It was 20 years ago today when Magic Johnson stunned the sports world by announcing that he had the virus that causes AIDS.
At the time of Johnson's Nov. 7, 1991 announcement, his long-term prognosis was uncertain. It was thought the vibrant, energetic and ever-smiling basketball star's health would decline, possibly resulting in the death of one of the NBA's most beloved stars.
Johnson wasted no time at the news conference. After greeting reporters packed in the room at the Great Western Forum, he said the words that took some time to process.
"Because of the HIV virus that I have attained, I will have to retire from the Lakers today," Johnson said as he stood behind a podium microphone.
But Johnson's story became one of what it means to live with HIV.
"Thank you to all the fans across the world for 20 years of support," Johnson tweeted Monday morning.
From the moment he made the announcement, Johnson took on a new role -- promote a better understanding of HIV and AIDS. It was just 10 years before Johnson's announcement that the first cases of what would become known as AIDS were reported in Los Angeles.
"I just want to make it clear first of all I do not have the AIDS disease, I know a lot of you want to know that, but the HIV virus," Johnson said. "My wife is fine, she's negative.
"I plan on going on living for a long time. Bugging you guys like I always have."
A year after the announcement, he said he thought about making a return to the game, but said he needed to learn more about the virus. He reflected on how people often "whispered" about the virus and AIDS before his announcement, but said it already seemed like the issue was more "out in the open."
He returned to play in the 1992 NBA All-Star Game and won the MVP Award. He was a member of the 1992 Olympic "Dream Team" that won a Gold Medal.
Johnson returned to the NBA in 1996 and played about 30 games for the Lakers.
Among Johnson's off-court achievements during the two decades since, the Magic Johnson Foundation.
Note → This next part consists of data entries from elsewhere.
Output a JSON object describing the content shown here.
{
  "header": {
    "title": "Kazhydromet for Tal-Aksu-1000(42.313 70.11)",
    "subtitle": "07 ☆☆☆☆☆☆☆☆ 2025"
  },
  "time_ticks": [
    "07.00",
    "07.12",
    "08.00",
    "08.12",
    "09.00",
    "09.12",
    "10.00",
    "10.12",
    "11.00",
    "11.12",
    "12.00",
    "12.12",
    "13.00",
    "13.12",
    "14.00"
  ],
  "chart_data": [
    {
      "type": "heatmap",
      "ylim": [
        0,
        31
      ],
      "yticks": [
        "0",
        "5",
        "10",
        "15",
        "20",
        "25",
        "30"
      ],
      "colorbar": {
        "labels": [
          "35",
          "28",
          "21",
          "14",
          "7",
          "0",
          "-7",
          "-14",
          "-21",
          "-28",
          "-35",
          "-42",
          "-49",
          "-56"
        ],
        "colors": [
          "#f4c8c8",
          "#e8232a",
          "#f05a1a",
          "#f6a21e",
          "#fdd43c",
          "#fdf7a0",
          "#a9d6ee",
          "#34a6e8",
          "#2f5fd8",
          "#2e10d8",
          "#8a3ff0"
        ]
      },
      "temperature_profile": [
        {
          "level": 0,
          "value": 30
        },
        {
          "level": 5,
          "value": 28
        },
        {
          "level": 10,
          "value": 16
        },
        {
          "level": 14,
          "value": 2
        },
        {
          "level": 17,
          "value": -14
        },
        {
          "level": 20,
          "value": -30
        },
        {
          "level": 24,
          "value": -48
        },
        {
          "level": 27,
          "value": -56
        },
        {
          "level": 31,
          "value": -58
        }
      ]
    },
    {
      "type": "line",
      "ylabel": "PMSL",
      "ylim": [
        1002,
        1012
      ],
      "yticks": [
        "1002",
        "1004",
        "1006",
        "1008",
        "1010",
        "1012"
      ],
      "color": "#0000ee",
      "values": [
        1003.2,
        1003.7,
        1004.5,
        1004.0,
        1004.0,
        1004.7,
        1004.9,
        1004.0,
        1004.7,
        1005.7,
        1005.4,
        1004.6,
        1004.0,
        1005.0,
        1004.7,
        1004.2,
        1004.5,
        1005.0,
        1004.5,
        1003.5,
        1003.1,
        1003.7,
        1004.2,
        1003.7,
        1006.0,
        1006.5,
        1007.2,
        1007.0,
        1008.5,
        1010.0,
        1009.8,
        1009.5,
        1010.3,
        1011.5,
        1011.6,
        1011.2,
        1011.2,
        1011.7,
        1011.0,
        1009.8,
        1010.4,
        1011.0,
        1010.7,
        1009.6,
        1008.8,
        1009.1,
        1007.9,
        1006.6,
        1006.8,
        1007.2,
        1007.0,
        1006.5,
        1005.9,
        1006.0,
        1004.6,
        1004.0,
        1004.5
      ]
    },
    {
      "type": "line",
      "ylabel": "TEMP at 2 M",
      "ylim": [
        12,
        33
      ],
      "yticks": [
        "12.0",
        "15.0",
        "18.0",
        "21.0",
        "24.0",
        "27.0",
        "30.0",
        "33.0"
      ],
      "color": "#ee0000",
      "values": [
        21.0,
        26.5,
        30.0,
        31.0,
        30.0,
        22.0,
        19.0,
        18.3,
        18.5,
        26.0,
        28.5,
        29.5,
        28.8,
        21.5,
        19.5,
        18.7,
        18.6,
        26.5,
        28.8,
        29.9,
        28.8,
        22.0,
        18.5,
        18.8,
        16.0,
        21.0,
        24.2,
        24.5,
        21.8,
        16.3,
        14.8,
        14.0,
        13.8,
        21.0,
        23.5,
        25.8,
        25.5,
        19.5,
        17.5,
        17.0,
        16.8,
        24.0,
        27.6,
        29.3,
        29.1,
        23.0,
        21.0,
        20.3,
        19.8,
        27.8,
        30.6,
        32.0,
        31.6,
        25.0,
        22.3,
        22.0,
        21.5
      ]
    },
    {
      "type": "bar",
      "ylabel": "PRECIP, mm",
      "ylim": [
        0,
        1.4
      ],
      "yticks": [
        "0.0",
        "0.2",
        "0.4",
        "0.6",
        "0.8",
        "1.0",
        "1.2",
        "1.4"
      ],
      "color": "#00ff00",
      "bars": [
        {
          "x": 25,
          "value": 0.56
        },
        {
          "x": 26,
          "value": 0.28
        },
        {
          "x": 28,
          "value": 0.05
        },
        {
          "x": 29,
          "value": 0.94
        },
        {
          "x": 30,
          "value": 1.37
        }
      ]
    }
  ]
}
The group works to develop programs and support organizations that address the needs of ethnically diverse, urban communities.
Free testing for HIV and sexually transmitted disease will be available Monday at the Earvin "Magic" Johnson Recreation Area. Tests will be conducted from 10 a.m. ot 6 p.m. in mobile vans at 905 E. El Segundo Blvd. Johnson's foundation has dubbed Monday "Point Forward Day."
"Sometimes, you're a little naive about it, and it could never happen to you," Johnson said during the 1991 announcement.